Pursuant to a term sheet offering of $2,000,000, the Company during the year ended December 31, 2015 issued convertible promissory notes to various accredited investors amounting to $1,368,978 in face value. These notes have a maturity date of 24 months and carry annual interest rate of 11%. The note holders have the right until any time until the note is fully paid, to convert any outstanding and unpaid principal portion of the note, and accrued interest, into fully paid and non-assessable shares of Common Stock. The note has a conversion price initially set at $1.78. Upon any future financings completed by the Company, the conversion price will reset to 75% of the future financing pricing. These notes do not contain prepayment penalties upon redemption.  These notes were secured by all of the then present and after acquired property of the Company.  However, the Company was entitled to force conversion of these notes, if during the term of the agreement, the Company completed a public listing and the common share price exceeded the conversion price for at least 20 consecutive trading days. At the closing of the offering, the Company issued cash (7%) and warrants (7% of the number of common shares into which the notes may be converted) to a broker. The broker received 3% in cash and warrants for those investors introduced by the Company.  The warrants have a term of 24 months and a similar reset provision based on future financings.

 

Pursuant to the conversion provisions, in August 2016, the Company converted the promissory notes, in the aggregate face value of $1,368,978, into 912,652 shares of common shares as detailed below. The fair value of the common shares was $2,907,912 and $1,538,934 was allocated to the related derivative liabilities (see note 6) and the balance to the carrying value of the notes.

 

Accreted value of convertible promissory notes as of December 31, 2015

  $         783,778 

Accretion expense

             585,200 

Conversion of the notes transferred to equity (Note 7, c)

        (1,368,978)

Accreted value of convertible promissory notes as of June 30, 2017

  $                       - 

 

In March 2016, the Company commenced a bridge offering of up to an aggregate of $2,500,000 of convertible promissory notes.  Up to March 31, 2017, the Company issued to various investors notes (“Bridge Notes”) in the aggregate face value of $2,455,000 (December 31, 2016 – $2,230,000). The Bridge Notes had a maturity date of 12 months and carried an annual interest rate of 10%. The Bridge Notes principal and all outstanding accrued interest were able to be converted into common stock based on the average of the lowest 3 trading days volume weighted average price over the last 10 trading days plus an embedded warrant at maturity. However, all the outstanding principal and accrued interest would convert into units/securities upon the consummation of a qualified financing, based upon the lesser of: (i) $1.65 per units/securities and (ii) the quotient obtained by dividing (x) the balance on the Forced Conversion date multiplied by 1.20 by (y) the actual price per unit/security in the qualified financing. Upon the maturity date of the notes, the Company also had an obligation to issue warrants exercisable into a number of shares of the Company securities equal to (i) in the case of a qualified financing, the number of shares issued upon conversion of the note and (ii) in all other cases, the number of shares of the Company's common stock equal to the quotient obtained by dividing the outstanding balance by 2.00.

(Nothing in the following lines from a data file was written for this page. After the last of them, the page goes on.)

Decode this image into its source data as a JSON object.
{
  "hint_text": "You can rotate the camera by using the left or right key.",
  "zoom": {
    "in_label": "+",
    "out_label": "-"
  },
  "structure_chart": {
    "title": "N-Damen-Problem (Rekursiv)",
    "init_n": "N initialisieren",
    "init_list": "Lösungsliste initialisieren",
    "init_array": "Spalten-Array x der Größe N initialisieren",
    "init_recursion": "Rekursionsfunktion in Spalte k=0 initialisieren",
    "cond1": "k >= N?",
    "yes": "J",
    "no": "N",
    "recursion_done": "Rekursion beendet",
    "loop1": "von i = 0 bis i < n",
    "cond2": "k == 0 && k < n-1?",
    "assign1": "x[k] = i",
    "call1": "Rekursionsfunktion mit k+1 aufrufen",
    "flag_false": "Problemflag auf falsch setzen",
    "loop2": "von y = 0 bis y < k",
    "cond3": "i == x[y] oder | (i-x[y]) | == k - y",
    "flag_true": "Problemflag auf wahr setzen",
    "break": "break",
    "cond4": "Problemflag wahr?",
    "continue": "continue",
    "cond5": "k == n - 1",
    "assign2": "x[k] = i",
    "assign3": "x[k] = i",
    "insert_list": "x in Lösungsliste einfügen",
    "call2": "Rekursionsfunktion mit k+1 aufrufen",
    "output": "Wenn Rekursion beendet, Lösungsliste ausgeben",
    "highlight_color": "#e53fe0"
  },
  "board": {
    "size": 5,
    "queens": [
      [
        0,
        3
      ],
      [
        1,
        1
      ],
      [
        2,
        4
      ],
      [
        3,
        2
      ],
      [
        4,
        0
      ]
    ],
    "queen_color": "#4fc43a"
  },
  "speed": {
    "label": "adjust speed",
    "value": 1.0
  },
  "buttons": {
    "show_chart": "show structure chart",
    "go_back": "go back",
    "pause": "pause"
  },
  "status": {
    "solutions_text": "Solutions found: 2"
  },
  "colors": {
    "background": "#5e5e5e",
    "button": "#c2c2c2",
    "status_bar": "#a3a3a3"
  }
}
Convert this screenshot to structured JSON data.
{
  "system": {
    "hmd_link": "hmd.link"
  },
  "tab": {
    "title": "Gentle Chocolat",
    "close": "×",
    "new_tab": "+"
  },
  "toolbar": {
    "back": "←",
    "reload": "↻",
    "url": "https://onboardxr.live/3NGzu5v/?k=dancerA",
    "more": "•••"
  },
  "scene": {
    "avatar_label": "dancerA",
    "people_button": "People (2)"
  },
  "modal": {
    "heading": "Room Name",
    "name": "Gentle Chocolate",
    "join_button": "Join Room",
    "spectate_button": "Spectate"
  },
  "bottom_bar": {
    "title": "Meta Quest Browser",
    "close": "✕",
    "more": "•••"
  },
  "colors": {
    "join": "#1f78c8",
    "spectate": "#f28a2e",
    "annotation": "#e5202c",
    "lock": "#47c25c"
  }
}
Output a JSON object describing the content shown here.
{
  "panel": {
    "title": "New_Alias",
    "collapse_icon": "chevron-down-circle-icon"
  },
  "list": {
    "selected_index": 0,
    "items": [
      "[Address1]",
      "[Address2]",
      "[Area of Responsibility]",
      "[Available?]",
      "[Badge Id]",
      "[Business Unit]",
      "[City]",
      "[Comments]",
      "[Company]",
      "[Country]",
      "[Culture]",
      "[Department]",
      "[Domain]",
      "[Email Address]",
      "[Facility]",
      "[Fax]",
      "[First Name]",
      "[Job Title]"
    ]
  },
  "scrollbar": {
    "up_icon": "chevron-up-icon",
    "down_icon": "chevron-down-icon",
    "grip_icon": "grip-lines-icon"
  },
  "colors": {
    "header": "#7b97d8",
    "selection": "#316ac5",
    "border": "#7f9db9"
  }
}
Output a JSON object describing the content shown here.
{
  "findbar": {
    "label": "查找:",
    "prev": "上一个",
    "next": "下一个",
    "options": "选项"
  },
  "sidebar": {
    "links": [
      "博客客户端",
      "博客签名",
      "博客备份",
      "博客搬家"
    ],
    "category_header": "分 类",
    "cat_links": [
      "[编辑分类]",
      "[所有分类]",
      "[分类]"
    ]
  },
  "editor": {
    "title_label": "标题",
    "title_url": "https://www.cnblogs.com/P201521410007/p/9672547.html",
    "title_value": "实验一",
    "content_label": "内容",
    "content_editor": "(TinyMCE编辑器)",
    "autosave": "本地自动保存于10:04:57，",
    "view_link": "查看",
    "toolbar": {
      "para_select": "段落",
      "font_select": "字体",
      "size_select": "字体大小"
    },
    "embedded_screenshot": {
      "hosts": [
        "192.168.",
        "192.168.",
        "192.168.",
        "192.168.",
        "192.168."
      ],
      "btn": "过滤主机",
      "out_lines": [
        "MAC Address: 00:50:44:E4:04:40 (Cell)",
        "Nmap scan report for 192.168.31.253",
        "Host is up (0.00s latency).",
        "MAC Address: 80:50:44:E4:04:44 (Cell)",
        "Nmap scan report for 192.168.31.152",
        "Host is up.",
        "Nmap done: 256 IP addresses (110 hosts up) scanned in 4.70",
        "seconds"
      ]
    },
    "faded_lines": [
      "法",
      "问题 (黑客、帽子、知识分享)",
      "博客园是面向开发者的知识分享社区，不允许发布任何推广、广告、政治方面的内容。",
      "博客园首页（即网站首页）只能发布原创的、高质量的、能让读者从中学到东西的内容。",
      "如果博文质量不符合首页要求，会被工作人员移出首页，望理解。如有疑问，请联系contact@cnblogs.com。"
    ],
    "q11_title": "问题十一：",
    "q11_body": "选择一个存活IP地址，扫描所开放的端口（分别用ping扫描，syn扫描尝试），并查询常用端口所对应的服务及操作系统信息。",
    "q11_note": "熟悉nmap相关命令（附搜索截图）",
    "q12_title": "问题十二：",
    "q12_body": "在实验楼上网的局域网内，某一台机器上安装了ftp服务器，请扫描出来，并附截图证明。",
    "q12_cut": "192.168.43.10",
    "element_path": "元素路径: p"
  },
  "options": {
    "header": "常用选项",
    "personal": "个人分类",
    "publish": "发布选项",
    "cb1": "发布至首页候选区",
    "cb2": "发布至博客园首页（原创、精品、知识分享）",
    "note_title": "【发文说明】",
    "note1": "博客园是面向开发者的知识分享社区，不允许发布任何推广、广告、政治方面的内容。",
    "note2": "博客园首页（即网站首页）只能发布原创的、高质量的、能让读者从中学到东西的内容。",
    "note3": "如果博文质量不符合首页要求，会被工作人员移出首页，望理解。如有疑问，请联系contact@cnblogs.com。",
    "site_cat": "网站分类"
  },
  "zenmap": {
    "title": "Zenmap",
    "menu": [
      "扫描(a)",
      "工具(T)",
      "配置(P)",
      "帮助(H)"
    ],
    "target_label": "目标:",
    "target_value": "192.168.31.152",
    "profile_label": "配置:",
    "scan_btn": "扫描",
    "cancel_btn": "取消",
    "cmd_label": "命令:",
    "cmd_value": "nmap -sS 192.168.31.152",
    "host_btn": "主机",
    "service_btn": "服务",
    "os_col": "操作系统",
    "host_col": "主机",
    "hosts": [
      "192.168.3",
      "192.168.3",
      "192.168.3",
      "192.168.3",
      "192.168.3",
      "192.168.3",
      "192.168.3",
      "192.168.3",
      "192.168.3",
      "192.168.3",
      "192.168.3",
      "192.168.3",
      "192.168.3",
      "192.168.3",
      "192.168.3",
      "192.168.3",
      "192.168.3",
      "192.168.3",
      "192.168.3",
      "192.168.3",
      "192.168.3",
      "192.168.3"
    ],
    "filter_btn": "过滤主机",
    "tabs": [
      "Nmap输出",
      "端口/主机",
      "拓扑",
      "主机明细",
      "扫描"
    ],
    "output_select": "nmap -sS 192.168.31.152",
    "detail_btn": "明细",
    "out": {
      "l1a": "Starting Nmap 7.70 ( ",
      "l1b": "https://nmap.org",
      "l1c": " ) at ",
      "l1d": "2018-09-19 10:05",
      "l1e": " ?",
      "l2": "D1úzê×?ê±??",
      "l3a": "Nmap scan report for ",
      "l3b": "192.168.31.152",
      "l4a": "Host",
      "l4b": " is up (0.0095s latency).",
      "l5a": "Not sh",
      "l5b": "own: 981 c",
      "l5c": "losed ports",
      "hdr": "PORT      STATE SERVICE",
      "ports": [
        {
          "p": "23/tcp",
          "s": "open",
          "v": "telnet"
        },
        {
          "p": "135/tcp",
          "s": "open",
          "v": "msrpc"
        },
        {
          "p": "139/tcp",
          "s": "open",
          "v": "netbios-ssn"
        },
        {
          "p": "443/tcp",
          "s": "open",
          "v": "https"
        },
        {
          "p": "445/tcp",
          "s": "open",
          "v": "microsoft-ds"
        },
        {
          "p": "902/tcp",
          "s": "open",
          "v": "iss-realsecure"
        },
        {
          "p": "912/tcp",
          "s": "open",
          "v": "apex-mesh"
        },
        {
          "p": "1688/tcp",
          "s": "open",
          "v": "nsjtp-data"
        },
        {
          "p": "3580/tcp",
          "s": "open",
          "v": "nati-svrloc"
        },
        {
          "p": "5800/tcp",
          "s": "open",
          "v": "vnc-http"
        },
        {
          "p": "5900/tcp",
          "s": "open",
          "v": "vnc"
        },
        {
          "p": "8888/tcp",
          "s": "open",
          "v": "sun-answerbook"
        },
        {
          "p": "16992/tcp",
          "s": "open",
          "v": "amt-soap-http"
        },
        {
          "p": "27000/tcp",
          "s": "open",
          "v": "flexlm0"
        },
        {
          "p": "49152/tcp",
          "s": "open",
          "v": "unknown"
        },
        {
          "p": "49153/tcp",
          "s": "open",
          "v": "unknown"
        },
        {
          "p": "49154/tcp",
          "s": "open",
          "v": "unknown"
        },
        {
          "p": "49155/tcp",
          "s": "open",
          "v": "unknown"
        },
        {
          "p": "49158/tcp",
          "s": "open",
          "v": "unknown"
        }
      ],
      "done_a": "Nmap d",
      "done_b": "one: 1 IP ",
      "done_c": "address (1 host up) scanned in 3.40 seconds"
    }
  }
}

On May 31, 2017, all Bridge Notes were converted into the Company’s common stock:

 

Accreted value of convertible promissory notes as of March 31, 2017

   $                 1,556,990

Accretion expense

                         879,416

Conversion of notes transferred to equity

                   (2,436,406)

Face value of convertible promissory notes  as of June 30, 2017

   $                                  -

 

The embedded conversion features and reset feature in the notes and broker warrants have been accounted for as a derivative liability based on FASB guidance (refer Note 7).